4 min read

Making a "Smart Home" actually smart (Part 1)

Making a "Smart Home" actually smart (Part 1)
Photo by Andrey Matveev / Unsplash

The school holidays started 1 month ago, and I wanted to do something cool and useful. Over the past few months, I have watched videos introducing a software that you can run locally at home to make your home smart and I thought to myself “Hey. I want that!”. The next moment, I found myself sitting right in front of the computer with a Raspberry Pi in my hand. Then, I made it my goal to make my home as smart as possible this holiday season. I will share with you my journey and how you can do it too in this blog post!


The installation method for Home Assistant comes in two methods:

Number 1: As an operating system

You can easily install Home Assistant on your computer or raspberry pi by flashing the image onto the the device’s boot disk. For me, I went with the Raspberry Pi. If you are using the Raspberry Pi 3/4/5, all you have to do is download the Raspberry Pi Imager here, select Home Assistant and write the image onto your Raspberry Pi’s SD card

Number 2: As a docker container

Some people may not want to run Home Assistant as the root of your computer. Therefore, a Docker container may be your preferred option. You can easily install it by using this tutorial. How a Docker container works is basically it creates a virtual environment for Home Assistant to run, so you do not need to run Home Assistant as an operating system and can use your operating system for other things as well.


Next, once you set up, the process is really simple. Go to http://homeassistant.local:8123/ in your browser and create your account. Go to Settings -> Devices & Services.


What I really like about Home Assistant is that it discovers your local smart device automatically for you. For example:

My Home Assistant discovered my Hue Lights at home , so all I had to do was tap on Add and all my lights at home were added to Home Assistant.

From there, I can easily control my lights to be on and off, colour temperature, etc.

Now, you may think, isn't this just a normal Smart Home? You wirelessly turn on the lights and adjust the colours. The end.

NO!!! You are wrong!!

In Home Assistant, there is also a companion app. When you sign into Home Assistant on the companion app, you can share your location with your local Home Assistant instance at home and you can set up automations, such as When no one is at home, turn off the lights, or maybe When no one is at home and someone arrives at home after sunset, turn on the lights. This is not the limit; you can add features such as controlling which lights turn on when a specific person returns home. For me, I have set the automation so that if no one is at home, the lights will automatically turn off. I’m working on more cool automations which I will share in future blog posts


How smart can this get?

Very smart, too smart in fact. Home Assistant is like the central hub of all your hubs. I think many people have experienced having multiple apps for their smart home, such as the Roborock App for the Robot Vacuum, Xiaomi Home for CCTV cameras, Philips Hue for lights, and Google Home for a smart clock, as well as Apple Home for HomePods (speakers). This is really messy.

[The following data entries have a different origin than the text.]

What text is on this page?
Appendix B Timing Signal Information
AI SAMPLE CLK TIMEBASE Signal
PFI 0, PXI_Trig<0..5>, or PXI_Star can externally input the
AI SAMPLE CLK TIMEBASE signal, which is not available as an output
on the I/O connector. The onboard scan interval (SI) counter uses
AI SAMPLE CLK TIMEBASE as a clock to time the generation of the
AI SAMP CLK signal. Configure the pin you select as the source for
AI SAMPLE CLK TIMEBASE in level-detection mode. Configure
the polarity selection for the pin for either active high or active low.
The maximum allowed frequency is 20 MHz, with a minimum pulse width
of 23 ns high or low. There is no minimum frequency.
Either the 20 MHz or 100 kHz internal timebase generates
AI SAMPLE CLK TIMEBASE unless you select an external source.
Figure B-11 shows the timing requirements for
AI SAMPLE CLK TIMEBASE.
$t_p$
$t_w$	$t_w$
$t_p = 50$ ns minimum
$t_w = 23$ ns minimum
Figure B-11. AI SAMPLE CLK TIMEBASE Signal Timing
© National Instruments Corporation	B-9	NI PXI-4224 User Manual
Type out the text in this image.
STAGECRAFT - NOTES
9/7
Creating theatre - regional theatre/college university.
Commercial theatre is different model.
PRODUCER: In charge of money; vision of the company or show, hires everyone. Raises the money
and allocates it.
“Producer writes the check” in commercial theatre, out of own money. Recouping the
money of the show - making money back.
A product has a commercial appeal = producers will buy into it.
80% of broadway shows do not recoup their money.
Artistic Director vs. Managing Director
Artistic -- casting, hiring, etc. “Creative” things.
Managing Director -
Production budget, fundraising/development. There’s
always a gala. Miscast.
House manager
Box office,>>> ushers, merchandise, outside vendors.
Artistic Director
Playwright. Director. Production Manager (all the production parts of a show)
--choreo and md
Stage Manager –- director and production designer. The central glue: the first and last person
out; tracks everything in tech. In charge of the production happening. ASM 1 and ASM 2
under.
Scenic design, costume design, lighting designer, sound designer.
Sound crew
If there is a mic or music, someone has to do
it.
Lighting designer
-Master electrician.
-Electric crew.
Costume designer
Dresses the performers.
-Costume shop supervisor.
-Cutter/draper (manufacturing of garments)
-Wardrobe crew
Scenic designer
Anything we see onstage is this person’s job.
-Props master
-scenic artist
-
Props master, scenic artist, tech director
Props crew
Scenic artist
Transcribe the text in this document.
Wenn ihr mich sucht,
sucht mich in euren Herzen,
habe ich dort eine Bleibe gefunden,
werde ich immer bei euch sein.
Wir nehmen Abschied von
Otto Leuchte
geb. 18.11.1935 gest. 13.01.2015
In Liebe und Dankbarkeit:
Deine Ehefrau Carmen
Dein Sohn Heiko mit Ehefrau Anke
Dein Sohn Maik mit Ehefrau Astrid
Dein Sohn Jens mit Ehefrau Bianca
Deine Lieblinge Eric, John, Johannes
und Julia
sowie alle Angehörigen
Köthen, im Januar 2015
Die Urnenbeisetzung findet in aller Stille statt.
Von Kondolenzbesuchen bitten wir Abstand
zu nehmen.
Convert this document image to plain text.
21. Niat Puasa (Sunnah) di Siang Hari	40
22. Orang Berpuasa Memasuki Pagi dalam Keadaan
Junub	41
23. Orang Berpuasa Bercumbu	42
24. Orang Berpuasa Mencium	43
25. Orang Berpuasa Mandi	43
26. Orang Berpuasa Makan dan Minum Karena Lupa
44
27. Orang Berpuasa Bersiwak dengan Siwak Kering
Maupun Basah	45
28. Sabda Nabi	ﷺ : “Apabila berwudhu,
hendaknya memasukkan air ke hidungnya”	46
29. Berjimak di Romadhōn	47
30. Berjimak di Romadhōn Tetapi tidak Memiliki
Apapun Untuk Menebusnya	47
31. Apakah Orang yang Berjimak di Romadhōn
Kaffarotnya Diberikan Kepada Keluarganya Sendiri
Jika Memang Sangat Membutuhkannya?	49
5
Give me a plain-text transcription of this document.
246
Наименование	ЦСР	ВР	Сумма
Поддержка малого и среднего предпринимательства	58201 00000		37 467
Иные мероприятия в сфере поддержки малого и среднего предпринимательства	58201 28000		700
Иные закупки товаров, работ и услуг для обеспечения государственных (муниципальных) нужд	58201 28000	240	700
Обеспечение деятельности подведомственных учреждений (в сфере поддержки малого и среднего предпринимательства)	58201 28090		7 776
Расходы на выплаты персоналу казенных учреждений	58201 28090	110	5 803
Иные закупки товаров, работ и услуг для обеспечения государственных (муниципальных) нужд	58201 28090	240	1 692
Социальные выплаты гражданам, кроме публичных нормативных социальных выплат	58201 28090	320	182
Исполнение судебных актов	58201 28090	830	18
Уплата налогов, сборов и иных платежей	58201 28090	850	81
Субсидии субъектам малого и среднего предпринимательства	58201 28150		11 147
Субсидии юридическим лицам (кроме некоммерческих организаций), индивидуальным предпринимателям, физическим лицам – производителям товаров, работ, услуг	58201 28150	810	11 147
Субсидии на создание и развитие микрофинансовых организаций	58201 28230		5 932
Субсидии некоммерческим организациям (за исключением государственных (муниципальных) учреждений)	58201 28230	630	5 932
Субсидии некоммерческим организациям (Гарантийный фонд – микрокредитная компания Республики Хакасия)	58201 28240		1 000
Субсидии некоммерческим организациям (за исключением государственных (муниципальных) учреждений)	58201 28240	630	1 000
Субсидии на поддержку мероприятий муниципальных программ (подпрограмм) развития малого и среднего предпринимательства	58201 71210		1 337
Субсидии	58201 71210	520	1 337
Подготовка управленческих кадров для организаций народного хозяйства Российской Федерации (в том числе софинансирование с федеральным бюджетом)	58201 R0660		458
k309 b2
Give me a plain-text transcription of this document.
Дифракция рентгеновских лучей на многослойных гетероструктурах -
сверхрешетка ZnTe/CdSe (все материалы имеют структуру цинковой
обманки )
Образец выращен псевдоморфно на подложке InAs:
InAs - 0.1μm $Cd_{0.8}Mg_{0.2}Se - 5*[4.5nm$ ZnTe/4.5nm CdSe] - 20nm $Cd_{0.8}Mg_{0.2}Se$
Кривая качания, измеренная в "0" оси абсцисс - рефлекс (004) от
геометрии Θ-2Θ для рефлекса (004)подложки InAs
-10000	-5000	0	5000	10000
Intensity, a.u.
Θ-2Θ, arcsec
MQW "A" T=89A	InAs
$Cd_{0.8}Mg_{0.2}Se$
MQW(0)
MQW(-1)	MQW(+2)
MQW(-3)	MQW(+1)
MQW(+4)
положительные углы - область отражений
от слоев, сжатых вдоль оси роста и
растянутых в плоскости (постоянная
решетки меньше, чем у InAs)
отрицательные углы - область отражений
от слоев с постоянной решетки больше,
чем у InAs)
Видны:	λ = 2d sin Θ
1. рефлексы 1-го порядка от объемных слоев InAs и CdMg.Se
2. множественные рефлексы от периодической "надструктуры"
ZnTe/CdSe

But Home Assistant solves all of that.

Home Assistant can easily connect to your various hubs and devices via Wi-Fi, Bluetooth, Zigbee (if you have a connected Zigbee dongle), and Thread (Additional hardware required).

Additionally, if your devices do not support Matter and you want to add it to HomeKit or other Matter-Enabled smart homes, Home Assistant can connect to your device, create a Matter Server and make your devices Matter-enabled. How is this not cool?

This is how I connected all my various ecosystems into one. If I want to use Voice Control, I can easily expose all my devices to HomeKit and control them via Siri on my HomePod.

I highly recommend trying Home Assistant out, as there are no limits to what you can do. You can even code out programs if what you want does not exist.